Michel Onfray
On mesure l’étendue du dedans du monastère quand on retrouve son dehors. La folie du monde, son désordre, sa violence, sa brutalité, sa sauvagerie, son vacarme, sa laideur, sa puanteur, sa saleté, sa crasse, ses poubelles, ses avachissements, son laisser-aller, sa grossièreté, sa vulgarité, sa précipitation: tout cela grouille comme un enfer. Tous les sens sont agressés, l’intelligence aussi et le raisonnement s’en ressent. C’est dans la fuite du monde immonde, pour utiliser le vocabulaire de saint Augustin, que l’on retrouve un monde tout entier caractérisé par une tension vers. Le monastère est le lieu qui va vers.
Vers quoi? Vers Dieu bien sûr. Mais pour qui, comme moi, n’y croit pas, vers quoi va-t-on? Vers la lumière. Tout ce qui est vivant vit avec la lumière. Ce lieu, ai-je écrit, est un lieu vers. Vers la lumière dite ici Dieu. Le monastère fabrique un temps qui n’a rien à voir avec celui du profane. Et c’est dans ce temps que se font ces voyages vers au-dessus, ailleurs et plus que soi.

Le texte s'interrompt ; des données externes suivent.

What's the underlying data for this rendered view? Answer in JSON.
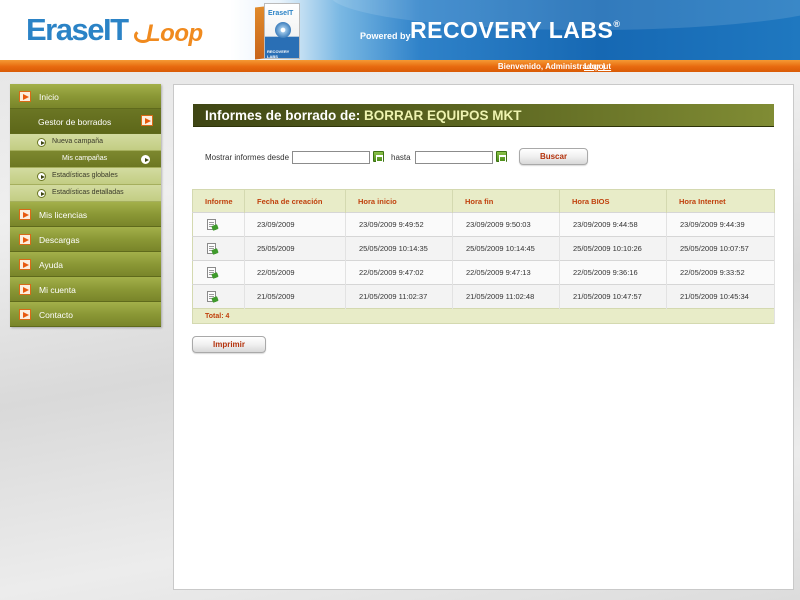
{
  "header": {
    "logo_text": "EraseIT",
    "logo_loop": "Loop",
    "powered_by": "Powered by",
    "brand": "RECOVERY LABS",
    "brand_mark": "®",
    "box_title": "EraseIT",
    "box_brand": "RECOVERY LABS"
  },
  "topbar": {
    "welcome": "Bienvenido, Administrador",
    "separator": "|",
    "logout": "Logout"
  },
  "sidebar": {
    "items": [
      {
        "label": "Inicio"
      },
      {
        "label": "Gestor de borrados"
      },
      {
        "label": "Mis licencias"
      },
      {
        "label": "Descargas"
      },
      {
        "label": "Ayuda"
      },
      {
        "label": "Mi cuenta"
      },
      {
        "label": "Contacto"
      }
    ],
    "subitems": [
      {
        "label": "Nueva campaña"
      },
      {
        "label": "Mis campañas"
      },
      {
        "label": "Estadísticas globales"
      },
      {
        "label": "Estadísticas detalladas"
      }
    ]
  },
  "main": {
    "title_prefix": "Informes de borrado de:",
    "title_name": "BORRAR EQUIPOS MKT",
    "filter": {
      "from_label": "Mostrar informes desde",
      "to_label": "hasta",
      "from_value": "",
      "to_value": "",
      "search_label": "Buscar"
    },
    "table": {
      "headers": [
        "Informe",
        "Fecha de creación",
        "Hora inicio",
        "Hora fin",
        "Hora BIOS",
        "Hora Internet"
      ],
      "rows": [
        [
          "",
          "23/09/2009",
          "23/09/2009 9:49:52",
          "23/09/2009 9:50:03",
          "23/09/2009 9:44:58",
          "23/09/2009 9:44:39"
        ],
        [
          "",
          "25/05/2009",
          "25/05/2009 10:14:35",
          "25/05/2009 10:14:45",
          "25/05/2009 10:10:26",
          "25/05/2009 10:07:57"
        ],
        [
          "",
          "22/05/2009",
          "22/05/2009 9:47:02",
          "22/05/2009 9:47:13",
          "22/05/2009 9:36:16",
          "22/05/2009 9:33:52"
        ],
        [
          "",
          "21/05/2009",
          "21/05/2009 11:02:37",
          "21/05/2009 11:02:48",
          "21/05/2009 10:47:57",
          "21/05/2009 10:45:34"
        ]
      ],
      "total": "Total: 4"
    },
    "print_label": "Imprimir"
  },
  "colors": {
    "accent_orange": "#e8590c",
    "olive": "#7f8a2c",
    "brand_blue": "#1668b3"
  },
  "icons": {
    "menu_arrow": "play-square-icon",
    "sub_arrow": "play-circle-icon",
    "report": "document-check-icon",
    "calendar": "calendar-icon"
  }
}
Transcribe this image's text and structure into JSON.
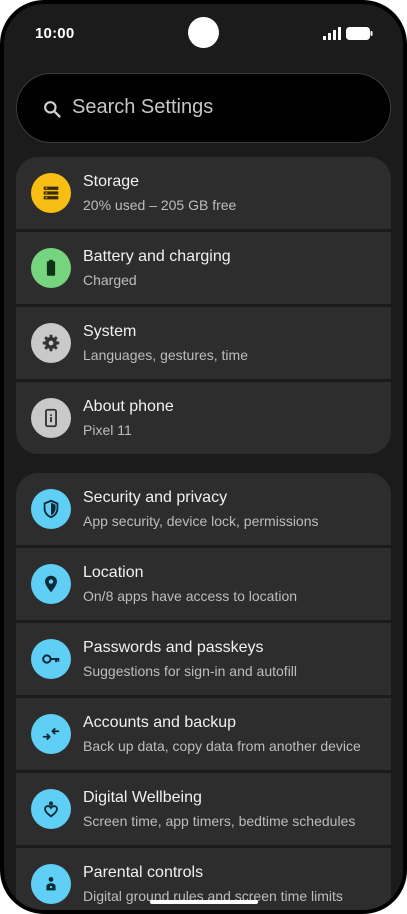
{
  "status_bar": {
    "time": "10:00",
    "icons": [
      "signal-icon",
      "battery-icon"
    ]
  },
  "search": {
    "placeholder": "Search Settings",
    "icon": "search-icon"
  },
  "groups": [
    {
      "items": [
        {
          "title": "Storage",
          "subtitle": "20% used – 205 GB free",
          "icon": "storage-icon",
          "color": "#f9be14"
        },
        {
          "title": "Battery and charging",
          "subtitle": "Charged",
          "icon": "battery-icon",
          "color": "#76d47e"
        },
        {
          "title": "System",
          "subtitle": "Languages, gestures, time",
          "icon": "gear-icon",
          "color": "#c9c9c9"
        },
        {
          "title": "About phone",
          "subtitle": "Pixel 11",
          "icon": "phone-info-icon",
          "color": "#c9c9c9"
        }
      ]
    },
    {
      "items": [
        {
          "title": "Security and privacy",
          "subtitle": "App security, device lock, permissions",
          "icon": "shield-icon",
          "color": "#5fcff5"
        },
        {
          "title": "Location",
          "subtitle": "On/8 apps have access to location",
          "icon": "location-pin-icon",
          "color": "#5fcff5"
        },
        {
          "title": "Passwords and passkeys",
          "subtitle": "Suggestions for sign-in and autofill",
          "icon": "key-icon",
          "color": "#5fcff5"
        },
        {
          "title": "Accounts and backup",
          "subtitle": "Back up data, copy data from another device",
          "icon": "sync-arrows-icon",
          "color": "#5fcff5"
        },
        {
          "title": "Digital Wellbeing",
          "subtitle": "Screen time, app timers, bedtime schedules",
          "icon": "wellbeing-heart-icon",
          "color": "#5fcff5"
        },
        {
          "title": "Parental controls",
          "subtitle": "Digital ground rules and screen time limits",
          "icon": "parental-controls-icon",
          "color": "#5fcff5"
        }
      ]
    }
  ]
}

Ce temps sacré donne une idée de l’éternité. Pour l’essentiel, chaque jour ressemble à celui qui l’a précédé et à celui qui le suivra. Le jour d’ici fut le jour d’avant qui sera le jour d’après: c’est un même jour diversement modifié. Certes, à six heures dix, c’est matines tous les jours sauf le jeudi, tierce est pour le jour ordinaire et non pourt les dimanches et fêtes, mais rien d’essentiel n’est touché dans cet art quotidien de fabriquer ce temps sacré qui donne une idée de l’éternité.
Michel Onfray, Patience dans les ruines / extraits – Saint Augustin Urbi & Orbi (Bouquins, 2023)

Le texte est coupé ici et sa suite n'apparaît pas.